Next, both the modularity (M) and module imbalance (MI) are calculated on data set (step 110), with such calculations occurring as discussed above. The resulting M and MI values are compared to their selected thresholds (e.g., M(t)=0.3; MI(t)=0.5), which are input in the computer system 15 at steps 102 and 104) to test if the calculated values are both above the respective thresholds (step 112). If either is below the selected thresholds, then the process repeats and the SNP with the lowest CI ranking (i.e., the SNP with the highest CI value from step 108) is removed from the data set (step 122). Additionally removed from the data set are any subjects who no longer have any connection to the remaining SNPs (i.e., “disconnected subjects”).
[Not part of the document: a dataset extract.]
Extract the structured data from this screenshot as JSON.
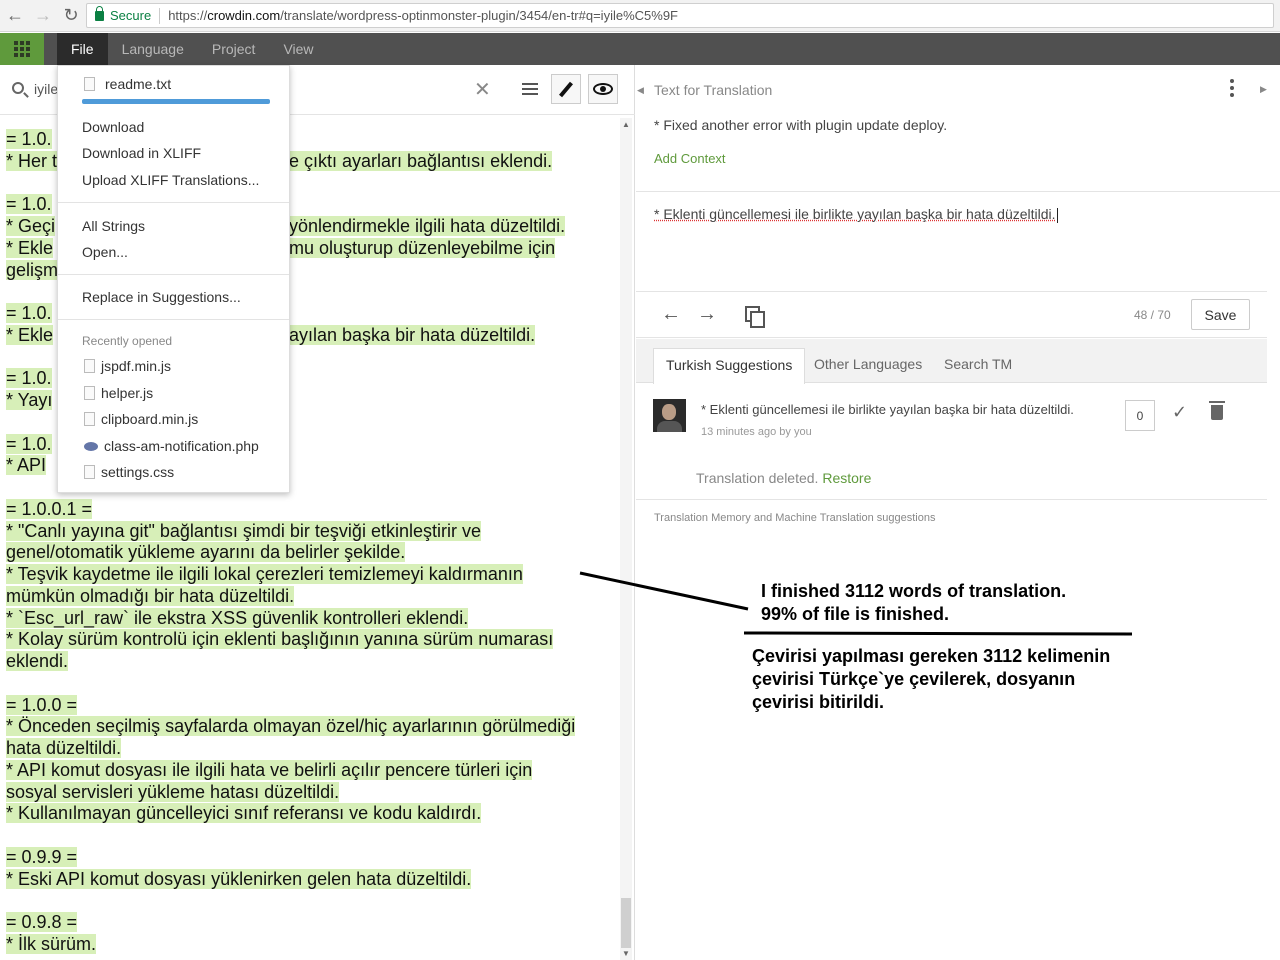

As these subjects had connections only to the removed SNPs which are relatively non-discriminatory between the cases and controls, the disconnected subjects do not contain the requisite information to decipher the mechanisms involved in the disease.

With this lowest-ranked SNP and disconnected subjects removed, the algorithm 100 returns to step 110 to recalculate M and MI on the now-smaller data set, and once again the M and MI values are compared to their thresholds (step 112). If either threshold is not met, the now lowest-ranked SNP (i.e., the second-lowest-ranked SNP as originally ranked) is removed along with any disconnected subjects (122), and so on until the thresholds for M and MI are met.
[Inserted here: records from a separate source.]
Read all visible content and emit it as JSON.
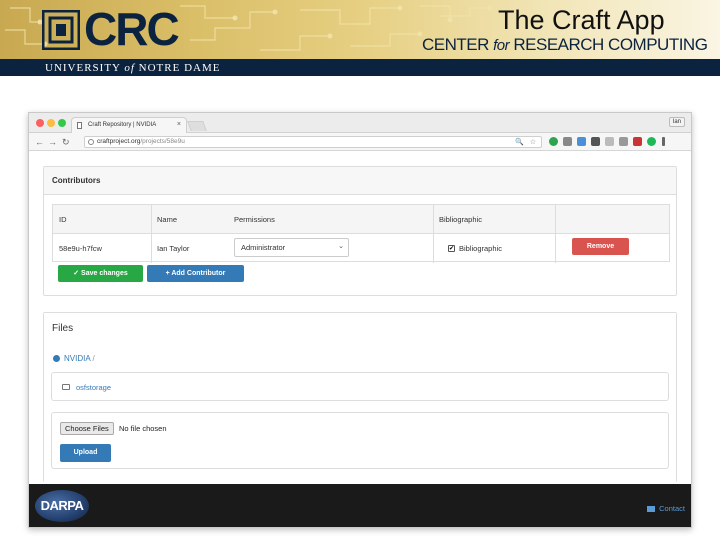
{
  "slide": {
    "title": "The Craft App",
    "crc_acronym": "CRC",
    "center_name_pre": "CENTER ",
    "center_name_for": "for",
    "center_name_post": " RESEARCH COMPUTING",
    "university_pre": "UNIVERSITY ",
    "university_of": "of",
    "university_post": " NOTRE DAME",
    "colors": {
      "gold": "#c8a951",
      "navy": "#0c2340"
    }
  },
  "browser": {
    "tab_title": "Craft Repository | NVIDIA",
    "tab_close": "×",
    "user_badge": "Ian",
    "url_host": "craftproject.org",
    "url_path": "/projects/58e9u",
    "nav": {
      "back": "←",
      "forward": "→",
      "reload": "↻"
    },
    "omnibox_icons": "🔍 ☆"
  },
  "contributors": {
    "heading": "Contributors",
    "columns": [
      "ID",
      "Name",
      "Permissions",
      "Bibliographic"
    ],
    "row": {
      "id": "58e9u-h7fcw",
      "name": "Ian Taylor",
      "permission": "Administrator",
      "bibliographic_checked": true,
      "bibliographic_label": "Bibliographic",
      "remove_label": "Remove"
    },
    "save_label": "✓  Save changes",
    "add_label": "+  Add Contributor"
  },
  "files": {
    "heading": "Files",
    "breadcrumb_project": "NVIDIA",
    "breadcrumb_sep": "/",
    "storage_name": "osfstorage",
    "choose_label": "Choose Files",
    "no_file_label": "No file chosen",
    "upload_label": "Upload"
  },
  "footer": {
    "logo_text": "DARPA",
    "contact_label": "Contact"
  }
}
The SNP removal step 122 is described above as removing one SNP at a time, but the removals can be alternatively or additionally be performed by removing groups of less significant SNPs in sets (3, 5, 10, etc., at a time) or by using significance cut-offs (e.g., removal of all SNPs with CI greater than 0.00005 or 5×10⁻⁵). In some embodiments, the removal steps can be conducted in a narrowing fashion such that the groups of deleted SNPs become smaller as the threshold values are approached.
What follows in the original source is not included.